Central Banks Buy Most Gold in Decades

central banks gold

From Birch Gold Group

This week, Your News to Know brings you the most recent updates on gold and silver. Stories include: Central banks are buying gold in record numbers, silver to reclaim its “precious” status, and how China’s Lunar New Year will boost gold demand.

Central banks haven’t bought this much gold since 1971

With gold riding a nine-month high and posting gains for the fourth straight month, many analysts have focused on how the metal has outperformed virtually every other asset. Yet to Forbes contributor Frank Holmes, recent buying by central banks is perhaps the most sensational story related to the metal.

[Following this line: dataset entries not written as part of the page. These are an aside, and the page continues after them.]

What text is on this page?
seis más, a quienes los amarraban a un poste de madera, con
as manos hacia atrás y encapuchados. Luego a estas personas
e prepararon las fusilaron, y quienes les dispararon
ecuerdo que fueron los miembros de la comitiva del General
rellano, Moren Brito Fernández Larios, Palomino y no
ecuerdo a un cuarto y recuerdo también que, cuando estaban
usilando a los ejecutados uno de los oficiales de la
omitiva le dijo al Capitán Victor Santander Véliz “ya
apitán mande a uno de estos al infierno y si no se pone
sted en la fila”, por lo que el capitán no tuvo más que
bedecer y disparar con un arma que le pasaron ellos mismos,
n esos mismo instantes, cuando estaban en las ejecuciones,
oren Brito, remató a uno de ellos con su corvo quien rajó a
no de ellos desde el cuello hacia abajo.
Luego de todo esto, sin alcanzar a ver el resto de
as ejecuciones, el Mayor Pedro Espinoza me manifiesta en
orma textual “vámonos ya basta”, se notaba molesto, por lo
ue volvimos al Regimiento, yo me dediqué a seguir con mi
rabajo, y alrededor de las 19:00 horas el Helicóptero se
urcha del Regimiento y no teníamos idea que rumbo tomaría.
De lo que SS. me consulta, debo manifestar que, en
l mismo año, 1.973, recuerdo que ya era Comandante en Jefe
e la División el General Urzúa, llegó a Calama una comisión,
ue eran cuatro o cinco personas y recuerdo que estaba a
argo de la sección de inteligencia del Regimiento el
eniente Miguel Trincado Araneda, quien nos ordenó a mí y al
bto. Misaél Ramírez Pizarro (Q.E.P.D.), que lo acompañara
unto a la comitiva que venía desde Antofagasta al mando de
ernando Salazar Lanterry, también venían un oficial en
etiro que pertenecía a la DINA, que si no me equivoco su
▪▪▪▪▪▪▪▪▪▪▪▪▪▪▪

Although governments have been net buyers since 2010, last year saw an unprecedented spike in central bank gold demand. The 651.5 tons of bullion bought by these institutions in 2018 blew away all forecasts and marked a 74% increase in demand compared to 2017. It was also the most gold central banks have bought in a single year since 1971, when President Nixon put an end to the gold standard.

Holmes views diversification as a primary motive behind these purchases, with many central banks looking to reduce their dollar holdings by switching to gold instead. Although Western nations retain a considerable weighting in gold, it is emerging economies like Russia, Turkey and Kazakhstan that have driven central bank gold purchases over the past few years. Last year’s demand numbers were also bolstered by Poland, Hungary and India, whose governments made hefty bullion acquisitions after years of showing little interest. Likewise, China bolstered its reserves for the first time since 2016, although many suspect that the People’s Bank of China (PBOC) buys and owns far more bullion than it reports.

To top it off, gold bullion became a key player in Venezuela’s troubled economy. In the fourth quarter of 2018, central banks broke the all-time record for quarterly purchases, with a total of 195 tons bought in the period. This, along with a slew of other tailwinds, leads Holmes and many other experts to believe that a price jump to $1,400 or even $1,500 this year is highly probable.

Hightower Report: Silver will soon reclaim its “precious” status

In a recent analysis of the silver market, research firm Hightower Report outlined several driving forces that should bolster the metal’s price in the near future. According to the firm, nearly all of the signs point to sustained gains that could see the metal climbing to $17 an ounce as early as May.

Among other things, the firm’s bullish outlook rests on record net short positioning on silver, which has traditionally acted as a signal that a turnaround is close. But there are many more things that silver investors can look forward to in 2019.

The metal is likely to receive support from gold and palladium, fellow precious metals that have each posted a winning streak over the past months. Silver’s supply-and-demand picture also shows promise, as most miners have had to cut back on their operations amid a dip in prices over the last two years. Yet industrial demand for silver, which makes up for 55% of overall demand, remains strong, as manufacturers ramp up the production of high-end devices that utilize the metal.

Despite all these drivers, Hightower Report’s analysts believe that investment demand is what could ultimately push silver prices above resistance levels. In the report, the analysts said that investors are likely to view silver as a cheaper precious metal alternative in an environment of a weaker U.S. dollar and a more dovish Fed policy.

How China’s Lunar New Year will boost gold demand

Chinese New Year celebrations during the first week of February may have held gold back from moving even higher up. The Asian nation ushered in the Year of the Pig, with a week-long public holiday lasting until February 10, meaning that jewelry stores were closed and most gifts were already purchased.

However, as the holiday stretch draws to a close, Chinese demand could reignite for the rest of the month, as the New Year festivities are expected to last until February 19. Phillip Streible, a senior market strategist at RJO Futures, pointed out that gold has consistently risen over the past decade in the period between February 7 and 28.

This should build on existing drivers that have propelled gold since the start of the year. An analysis by MKS PAMP Group predicted that gold’s bullish trend will continue for the rest of the month, as geopolitical concerns increase. These include a complicated political picture in the U.S., a standoff with one of its main trade allies in China and the possibility of a “hard” British exit from the European Union.

Gold has held firmly above the key resistance level of $1,300 since the start of the month, even as Chinese demand was largely absent during the holiday week. To many, gold’s solid positioning atop the $1,300 level is an indicator that a price breakout could be imminent. In the next few months, Streible noted that gold bulls will look for the metal to close above the next solid resistance at $1,350 an ounce.